With Democratic control of Washington's House, Senate, and governor's mansion, there's never been a chance that the kind of brazen union-busting bills advanced in Wisconsin, Ohio, Michigan, Idaho, Alaska, and elsewhere could ever get far. That, however, doesn't mean that state Sen. Joe Zarelli isn't going to introduce one anyway, just to grab headlines.
The contracts negotiated already save some $330 million and include steep cuts to the workers' pay and benefits, including a 3 percent cut in salary and in state contributions toward their health-care premiums.
Zarelli has yet to say what he actually wants to see in the contracts, listing only things he doesn't want to see, like potential annual cost-of-living raises, sick-time pay-outs, and limits on the amount workers pay for their health-care premiums.
These are all nice-sounding talking points, but the few added concessions would likely add only a tiny increase in savings to the $330 million already cut under the new contracts--a laughable amount in the face of the state's $5 billion projected budget shortfall.
That's on top of the fact that Democratic Senate Ways and Means Committee Chairman Ed Murray has already said he has no intention of letting the bill anywhere near the debate floor--and without his blessing, the bill is DOA.
So why propose an unprecedented contract-revoking bill with no significant savings, no realistic list of goals, and zero chance of passing?
Most likely because Sen. Zarelli gets to be a mini-Scott Walker for a few days. He gets to rattle his saber and say that "these contracts are not good enough and I'm putting my foot down!" And then he gets to walk away and boast about having the biggest anti-union balls in the Washington conservative locker room.
Zarelli claims that, despite the fact that a bill that overrules a governor-approved contract negotiation between the state and workers has never been proposed before in Washington, it has nothing to do with the union steamrolling in Wisconsin, Michigan, Idaho, etc. (aka the biggest political story in the country right now).

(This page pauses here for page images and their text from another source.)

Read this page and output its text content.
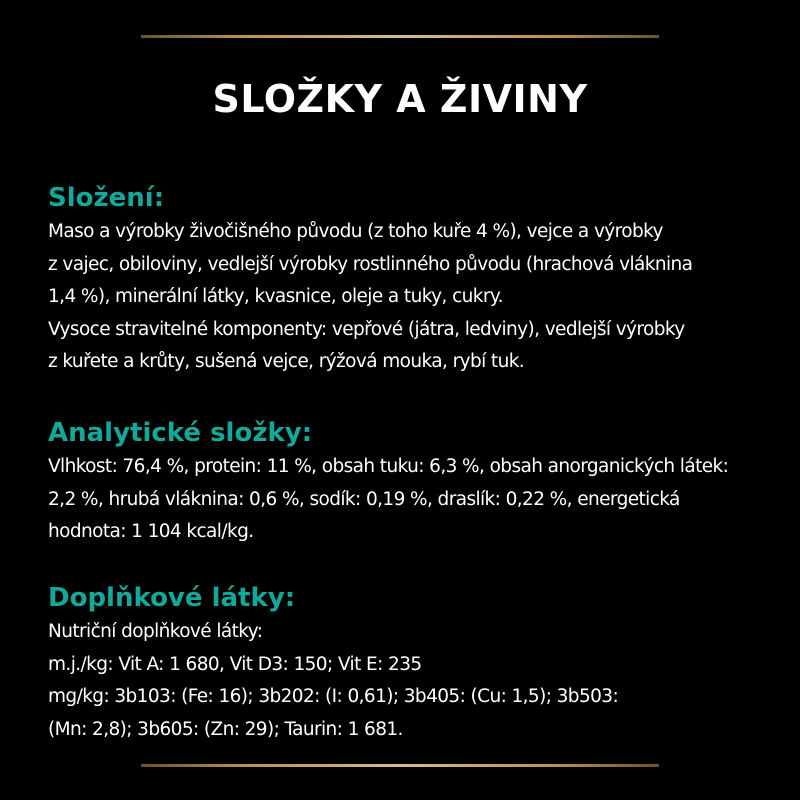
SLOŽKY A ŽIVINY
Složení:

Maso a výrobky živočišného původu (z toho kuře 4 %), vejce a výrobky
z vajec, obiloviny, vedlejší výrobky rostlinného původu (hrachová vláknina
1,4 %), minerální látky, kvasnice, oleje a tuky, cukry.
Vysoce stravitelné komponenty: vepřové (játra, ledviny), vedlejší výrobky
z kuřete a krůty, sušená vejce, rýžová mouka, rybí tuk.

Analytické složky:

Vlhkost: 76,4 %, protein: 11 %, obsah tuku: 6,3 %, obsah anorganických látek:
2,2 %, hrubá vláknina: 0,6 %, sodík: 0,19 %, draslík: 0,22 %, energetická
hodnota: 1 104 kcal/kg.

Doplňkové látky:

Nutriční doplňkové látky:
m.j./kg: Vit A: 1 680, Vit D3: 150; Vit E: 235
mg/kg: 3b103: (Fe: 16); 3b202: (I: 0,61); 3b405: (Cu: 1,5); 3b503:
(Mn: 2,8); 3b605: (Zn: 29); Taurin: 1 681.
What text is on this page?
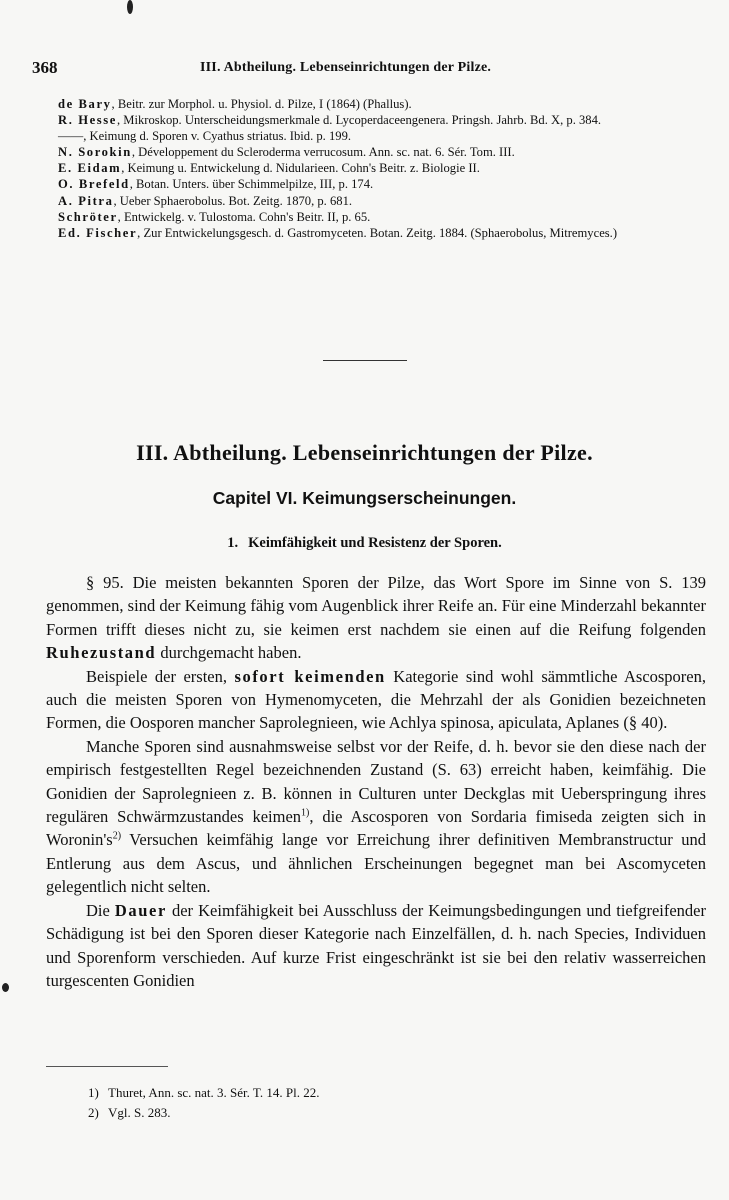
368	III. Abtheilung. Lebenseinrichtungen der Pilze.
de Bary, Beitr. zur Morphol. u. Physiol. d. Pilze, I (1864) (Phallus).
R. Hesse, Mikroskop. Unterscheidungsmerkmale d. Lycoperdaceengenera. Pringsh. Jahrb. Bd. X, p. 384.
——, Keimung d. Sporen v. Cyathus striatus. Ibid. p. 199.
N. Sorokin, Développement du Scleroderma verrucosum. Ann. sc. nat. 6. Sér. Tom. III.
E. Eidam, Keimung u. Entwickelung d. Nidularieen. Cohn's Beitr. z. Biologie II.
O. Brefeld, Botan. Unters. über Schimmelpilze, III, p. 174.
A. Pitra, Ueber Sphaerobolus. Bot. Zeitg. 1870, p. 681.
Schröter, Entwickelg. v. Tulostoma. Cohn's Beitr. II, p. 65.
Ed. Fischer, Zur Entwickelungsgesch. d. Gastromyceten. Botan. Zeitg. 1884. (Sphaerobolus, Mitremyces.)
III. Abtheilung. Lebenseinrichtungen der Pilze.
Capitel VI. Keimungserscheinungen.
1. Keimfähigkeit und Resistenz der Sporen.

§ 95. Die meisten bekannten Sporen der Pilze, das Wort Spore im Sinne von S. 139 genommen, sind der Keimung fähig vom Augenblick ihrer Reife an. Für eine Minderzahl bekannter Formen trifft dieses nicht zu, sie keimen erst nachdem sie einen auf die Reifung folgenden Ruhezustand durchgemacht haben.

Beispiele der ersten, sofort keimenden Kategorie sind wohl sämmtliche Ascosporen, auch die meisten Sporen von Hymenomyceten, die Mehrzahl der als Gonidien bezeichneten Formen, die Oosporen mancher Saprolegnieen, wie Achlya spinosa, apiculata, Aplanes (§ 40).

Manche Sporen sind ausnahmsweise selbst vor der Reife, d. h. bevor sie den diese nach der empirisch festgestellten Regel bezeichnenden Zustand (S. 63) erreicht haben, keimfähig. Die Gonidien der Saprolegnieen z. B. können in Culturen unter Deckglas mit Ueberspringung ihres regulären Schwärmzustandes keimen$^{1)}$, die Ascosporen von Sordaria fimiseda zeigten sich in $Woronin's^{2)}$ Versuchen keimfähig lange vor Erreichung ihrer definitiven Membranstructur und Entlerung aus dem Ascus, und ähnlichen Erscheinungen begegnet man bei Ascomyceten gelegentlich nicht selten.

Die Dauer der Keimfähigkeit bei Ausschluss der Keimungsbedingungen und tiefgreifender Schädigung ist bei den Sporen dieser Kategorie nach Einzelfällen, d. h. nach Species, Individuen und Sporenform verschieden. Auf kurze Frist eingeschränkt ist sie bei den relativ wasserreichen turgescenten Gonidien

1) Thuret, Ann. sc. nat. 3. Sér. T. 14. Pl. 22.
2) Vgl. S. 283.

Maybe, but if there's one thing state politicians like, it's becoming part of a national story. So the kabuki song-and-dance that Zarelli and a few other supporters of the bill are performing right now is just that--an act, and a waste of time when the average Washingtonian is more concerned with finding a decent job than making sure state unionized workers take a 3.5 percent pay cut instead of 3 percent.